Everyone can see the world is going through the biggest political and economic change of weather since the end of the Cold War and the advance of globalization. But nobody is sure what this means or where we are headed. There is now more uncertainty out there than I can recall, ever. So I am not, as the year draws to its close, willing to predict what 2017 may bring. What I will do is look back and see where we thought we were going in 2016.

As the New Year received its ecstatic welcome all across the globe (more or less) Cameron was safe in Downing Street for the duration of this Parliament, Trump was a nutter who was unlikely to survive the early primaries, the In Out Referendum to finally put to rest the wild notion that we could leave the EU was set for mid-year, Corbyn was settling in as the unexpected Labour leader and in Europe the main preoccupation was the never ending diaspora of the hopeful streaming up from the south.
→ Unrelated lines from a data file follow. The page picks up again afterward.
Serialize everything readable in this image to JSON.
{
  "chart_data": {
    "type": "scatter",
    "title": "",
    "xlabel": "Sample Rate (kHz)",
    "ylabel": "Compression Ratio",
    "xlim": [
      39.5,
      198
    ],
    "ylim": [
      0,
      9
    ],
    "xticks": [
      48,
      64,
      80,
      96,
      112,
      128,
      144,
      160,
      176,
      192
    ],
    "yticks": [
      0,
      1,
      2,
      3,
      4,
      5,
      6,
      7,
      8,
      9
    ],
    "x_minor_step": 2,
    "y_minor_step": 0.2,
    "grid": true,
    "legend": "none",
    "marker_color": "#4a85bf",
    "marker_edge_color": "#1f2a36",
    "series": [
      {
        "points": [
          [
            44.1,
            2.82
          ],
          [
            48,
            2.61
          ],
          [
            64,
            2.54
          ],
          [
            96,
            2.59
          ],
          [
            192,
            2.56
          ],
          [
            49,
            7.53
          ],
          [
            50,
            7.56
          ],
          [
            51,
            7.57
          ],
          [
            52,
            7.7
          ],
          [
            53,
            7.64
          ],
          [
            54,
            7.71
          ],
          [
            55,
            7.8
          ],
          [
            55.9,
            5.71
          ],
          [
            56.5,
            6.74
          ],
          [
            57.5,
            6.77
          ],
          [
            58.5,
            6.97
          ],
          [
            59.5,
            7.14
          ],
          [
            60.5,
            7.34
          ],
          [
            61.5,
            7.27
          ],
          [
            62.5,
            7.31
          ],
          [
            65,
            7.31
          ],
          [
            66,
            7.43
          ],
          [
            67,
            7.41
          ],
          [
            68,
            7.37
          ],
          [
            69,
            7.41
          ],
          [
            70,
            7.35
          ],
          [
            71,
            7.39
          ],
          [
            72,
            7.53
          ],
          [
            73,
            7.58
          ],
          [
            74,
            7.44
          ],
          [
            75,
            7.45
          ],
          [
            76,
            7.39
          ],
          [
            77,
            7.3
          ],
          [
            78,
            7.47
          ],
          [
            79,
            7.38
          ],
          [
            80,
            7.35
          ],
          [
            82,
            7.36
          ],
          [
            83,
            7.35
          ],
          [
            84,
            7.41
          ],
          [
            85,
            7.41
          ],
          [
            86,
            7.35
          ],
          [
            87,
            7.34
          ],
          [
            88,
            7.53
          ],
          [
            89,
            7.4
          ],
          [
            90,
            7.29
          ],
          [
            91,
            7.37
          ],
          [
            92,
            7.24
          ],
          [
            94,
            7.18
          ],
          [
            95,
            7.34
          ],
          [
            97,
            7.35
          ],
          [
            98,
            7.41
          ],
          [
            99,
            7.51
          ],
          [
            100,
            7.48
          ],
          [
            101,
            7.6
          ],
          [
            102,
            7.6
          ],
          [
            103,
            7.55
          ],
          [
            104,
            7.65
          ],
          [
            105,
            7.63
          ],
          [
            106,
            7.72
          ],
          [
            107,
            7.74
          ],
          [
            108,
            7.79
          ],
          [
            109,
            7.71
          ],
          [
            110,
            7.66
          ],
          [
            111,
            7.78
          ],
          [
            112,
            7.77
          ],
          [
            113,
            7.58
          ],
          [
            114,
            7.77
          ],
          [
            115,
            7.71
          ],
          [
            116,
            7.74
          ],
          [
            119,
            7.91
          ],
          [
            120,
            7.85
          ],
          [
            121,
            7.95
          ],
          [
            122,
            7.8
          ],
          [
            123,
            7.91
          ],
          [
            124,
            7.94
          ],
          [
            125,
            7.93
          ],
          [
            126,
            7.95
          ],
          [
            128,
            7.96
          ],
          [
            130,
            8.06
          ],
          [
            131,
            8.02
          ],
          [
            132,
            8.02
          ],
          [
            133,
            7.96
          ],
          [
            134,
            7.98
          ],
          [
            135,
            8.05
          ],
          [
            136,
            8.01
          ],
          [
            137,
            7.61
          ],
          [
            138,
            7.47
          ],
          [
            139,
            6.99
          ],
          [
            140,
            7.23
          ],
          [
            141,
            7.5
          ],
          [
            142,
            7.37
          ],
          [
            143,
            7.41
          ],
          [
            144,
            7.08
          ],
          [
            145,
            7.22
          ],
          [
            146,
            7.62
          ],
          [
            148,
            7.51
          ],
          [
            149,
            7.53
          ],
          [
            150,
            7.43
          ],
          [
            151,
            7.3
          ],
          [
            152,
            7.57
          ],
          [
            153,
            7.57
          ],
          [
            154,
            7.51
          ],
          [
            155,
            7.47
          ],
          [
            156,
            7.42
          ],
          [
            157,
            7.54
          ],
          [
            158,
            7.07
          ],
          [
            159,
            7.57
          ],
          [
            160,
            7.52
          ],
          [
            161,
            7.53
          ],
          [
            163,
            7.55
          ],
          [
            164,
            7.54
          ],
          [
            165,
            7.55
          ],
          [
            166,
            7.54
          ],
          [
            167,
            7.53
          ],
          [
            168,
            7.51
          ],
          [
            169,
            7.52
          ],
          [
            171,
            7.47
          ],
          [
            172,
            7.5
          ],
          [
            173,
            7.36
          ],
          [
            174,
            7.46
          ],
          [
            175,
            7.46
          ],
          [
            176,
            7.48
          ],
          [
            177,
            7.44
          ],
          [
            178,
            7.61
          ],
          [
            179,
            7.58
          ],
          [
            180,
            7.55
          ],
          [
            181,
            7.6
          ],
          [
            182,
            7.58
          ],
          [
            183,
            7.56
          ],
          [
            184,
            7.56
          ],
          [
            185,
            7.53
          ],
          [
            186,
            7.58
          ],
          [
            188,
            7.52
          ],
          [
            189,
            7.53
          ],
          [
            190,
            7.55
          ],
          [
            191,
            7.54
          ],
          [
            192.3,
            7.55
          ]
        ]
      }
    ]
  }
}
Well it did not quite happen as expected. The referendum was lost and cost Cameron his job. There was a rebellion against Corbyn which failed very badly. Trump was elected US President. The Italian government lost its own reform referendum and the EU’s most reformist national leader, prime minister Renzi resigned. Hollande threw in the towel and announced he would not stand for a second term as president of France. Merkel will stand in 2017 but may not win.

Trump is, in a year of big ticket items, probably the biggest ticket, for 2017. This is because he is undoubtedly the biggest wild card the Americans have elected since Abraham Lincoln and he will set about changing the very essence of the United States, just as Lincoln did. But how, in what direction and with what result is far from clear. It is also unclear whether Americans will let him deliver his vision of a greater America. It is also unclear how the world will react.

The next biggest ticket is Brexit. Here it is difficult to know where to begin. So I will just plunge in. We do not yet know by what constitutional process Article 50 will be triggered and await the Supreme Court. We do not know for sure if Article 50 is reversible (it is supposed not to be) as this is now about to be challenged in the Irish courts and will end up at the European Supreme Court. We do not know whether on leaving the EU we are actually in or out of the European free market and this is subject to another legal challenge. We do not know what the government plan is, perhaps because it does not have one.

There is talk of hard Brexit, soft Brexit, clean Brexit and no Brexit. The last is a no, no. So on current form it may very well happen, not least because the whole legal spider’s web was never meant to be unpicked and the only way might be to shut down the whole thing and start again with something less prescriptive which we would be happy to remain in. With the political uncertainty in both America and Europe we will have to wait until the middle of the year, before we can even get an inkling of what comes next, both politically and economically.

If you ask me to predict whether the May government will survive the year I cannot. If you ask me what might come after, if she falls, I would once have answered Boris. But now I am not sure about even that.